A sentença também determinou que Mara ressarça o Estado pelos valores recebidos indevidamente e pague multa civil equivalente a 50% da vantagem obtida. Além disso, o ato que concedeu sua aposentadoria em 2018 foi declarado nulo, e o Mato Grosso Previdência (MT Prev) deverá revisar o benefício, cessando o pagamento dos proventos.
O que aconteceu
Segundo o Ministério Público de Mato Grosso (MPMT), Mara Lilian foi afastada das funções entre 2012 e 2015 para cursar doutorado, com salário integral garantido. Pelo Decreto Estadual nº 2.347/2014, servidores licenciados para capacitação devem trabalhar por período equivalente ao afastamento antes de se aposentar.
A investigação revelou que, embora formalmente lotada no Hospital Metropolitano de Várzea Grande, a servidora não compareceu ao trabalho entre março e novembro de 2017, mesmo recebendo salários regularmente.
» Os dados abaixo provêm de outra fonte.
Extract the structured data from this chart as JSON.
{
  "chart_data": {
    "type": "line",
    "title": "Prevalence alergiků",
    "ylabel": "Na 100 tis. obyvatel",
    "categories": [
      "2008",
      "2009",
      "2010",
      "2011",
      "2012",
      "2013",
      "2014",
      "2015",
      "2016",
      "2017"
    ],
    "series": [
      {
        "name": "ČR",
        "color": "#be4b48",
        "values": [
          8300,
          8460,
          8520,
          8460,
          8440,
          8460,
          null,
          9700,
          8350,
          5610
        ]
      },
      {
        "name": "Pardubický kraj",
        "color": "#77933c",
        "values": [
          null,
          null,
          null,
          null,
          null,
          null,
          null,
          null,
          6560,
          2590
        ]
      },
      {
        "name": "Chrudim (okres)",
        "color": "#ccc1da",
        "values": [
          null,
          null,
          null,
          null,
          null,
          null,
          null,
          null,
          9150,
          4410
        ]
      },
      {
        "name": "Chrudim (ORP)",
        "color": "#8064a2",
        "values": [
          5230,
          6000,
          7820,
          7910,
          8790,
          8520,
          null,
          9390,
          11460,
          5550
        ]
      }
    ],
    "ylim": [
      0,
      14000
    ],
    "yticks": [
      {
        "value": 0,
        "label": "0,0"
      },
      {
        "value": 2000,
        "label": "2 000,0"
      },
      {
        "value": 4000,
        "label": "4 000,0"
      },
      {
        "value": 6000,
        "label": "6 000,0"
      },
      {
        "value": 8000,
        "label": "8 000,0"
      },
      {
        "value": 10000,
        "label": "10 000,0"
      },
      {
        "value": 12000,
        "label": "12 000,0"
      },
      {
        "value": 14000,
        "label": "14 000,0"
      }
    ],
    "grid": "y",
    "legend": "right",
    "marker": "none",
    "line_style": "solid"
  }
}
Testemunhas afirmaram nunca tê-la visto na unidade no período, e documentos apresentados pela defesa não foram suficientes para comprovar a presença.
No processo, a servidora alegou ter atuado em atividades administrativas e consultorias informais para o Estado, além de culpar a Administração por atrasos em seu processo de transferência para o Hospital São Benedito. A Justiça, porém, considerou que não havia portaria, escala de serviço ou registro formal que comprovasse o exercício das funções.
Entendimento da Justiça
A juíza Laura Dorilêo Cândido concluiu que a servidora agiu com dolo, recebendo vantagem patrimonial indevida ao deixar de trabalhar e continuar recebendo salários. A conduta se enquadra no artigo 9º da Lei de Improbidade Administrativa (LIA), que trata do enriquecimento ilícito.
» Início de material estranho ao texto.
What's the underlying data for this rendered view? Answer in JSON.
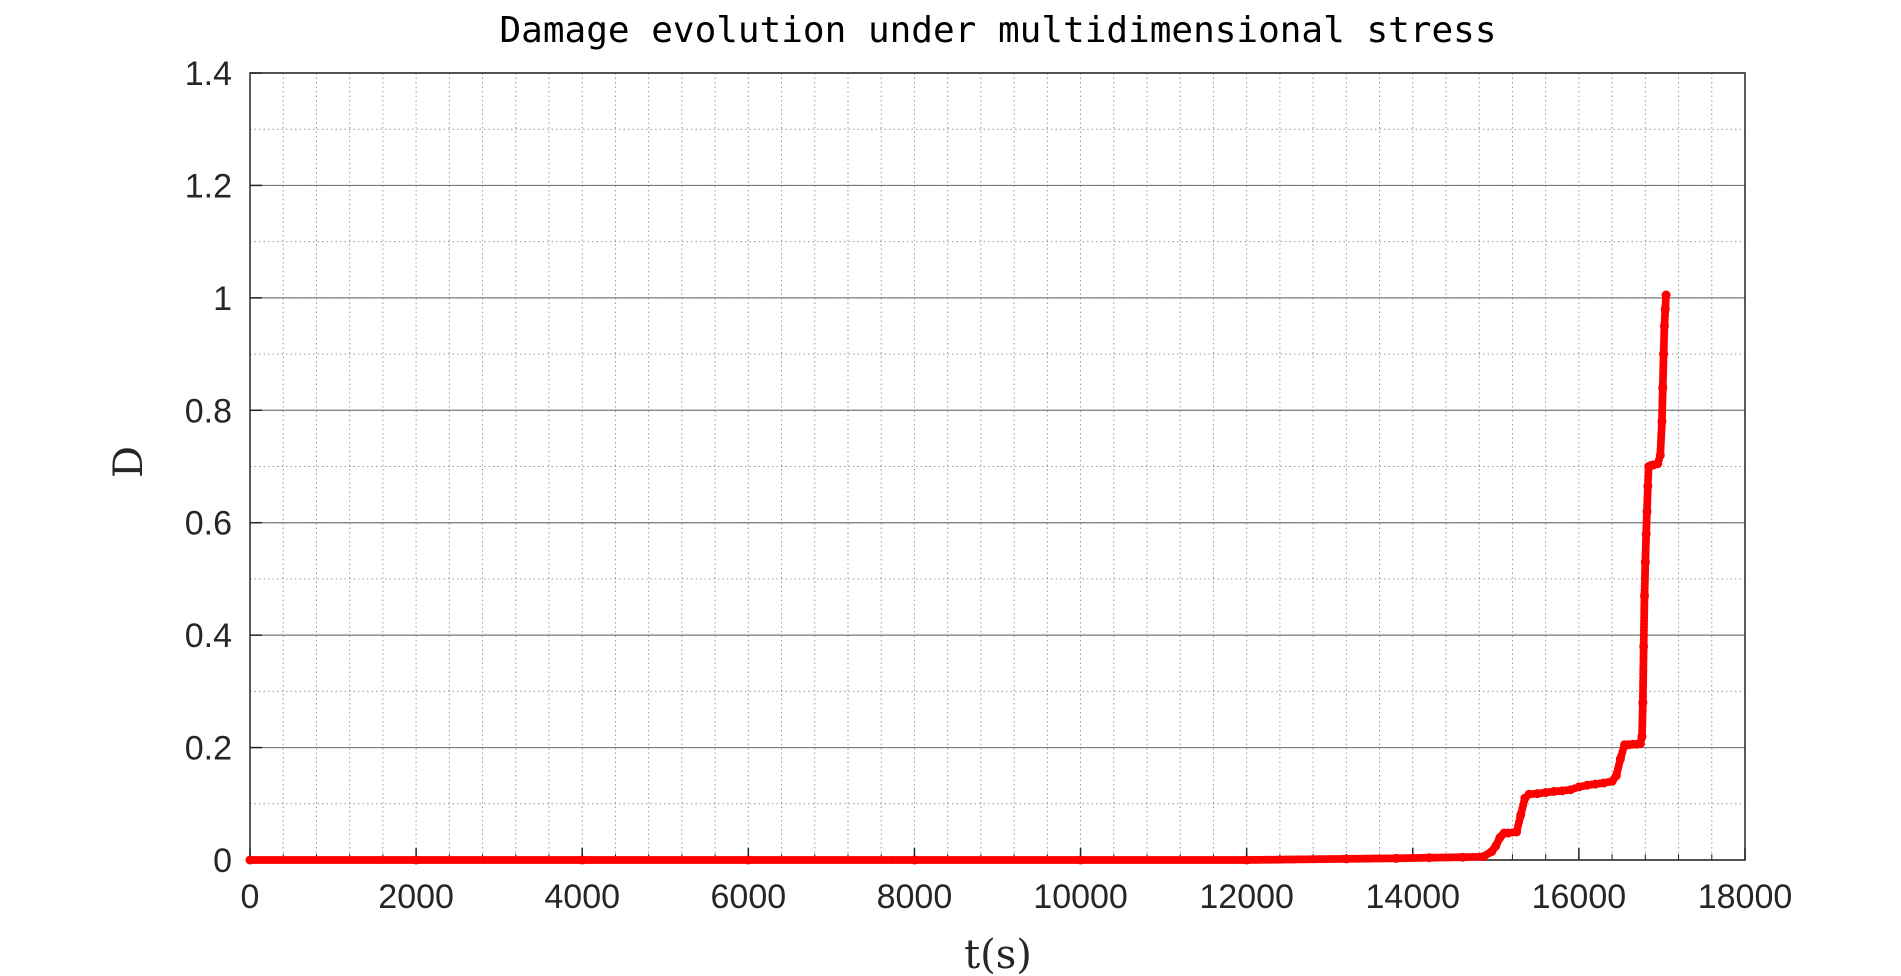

A magistrada destacou que a ausência ao serviço, somada à tentativa de validar a aposentadoria sem cumprir o período obrigatório pós-licença, caracteriza violação à legalidade administrativa e ao princípio da moralidade.
“O recebimento mensal e ininterrupto de vencimentos por nove meses, sem qualquer prestação de serviço em sua lotação oficial, demonstra a vontade livre e consciente de alcançar vantagem patrimonial indevida”, pontua a decisão.
Com base na sentença, Mara deverá ressarcir integralmente o Estado pelos salários recebidos no período, com correção monetária e juros, além de arcar com multa civil de 50% do valor obtido.
O Primeira Página tenta contato com a servidora e acrescentará a manifestação assim que ela se pronunciar.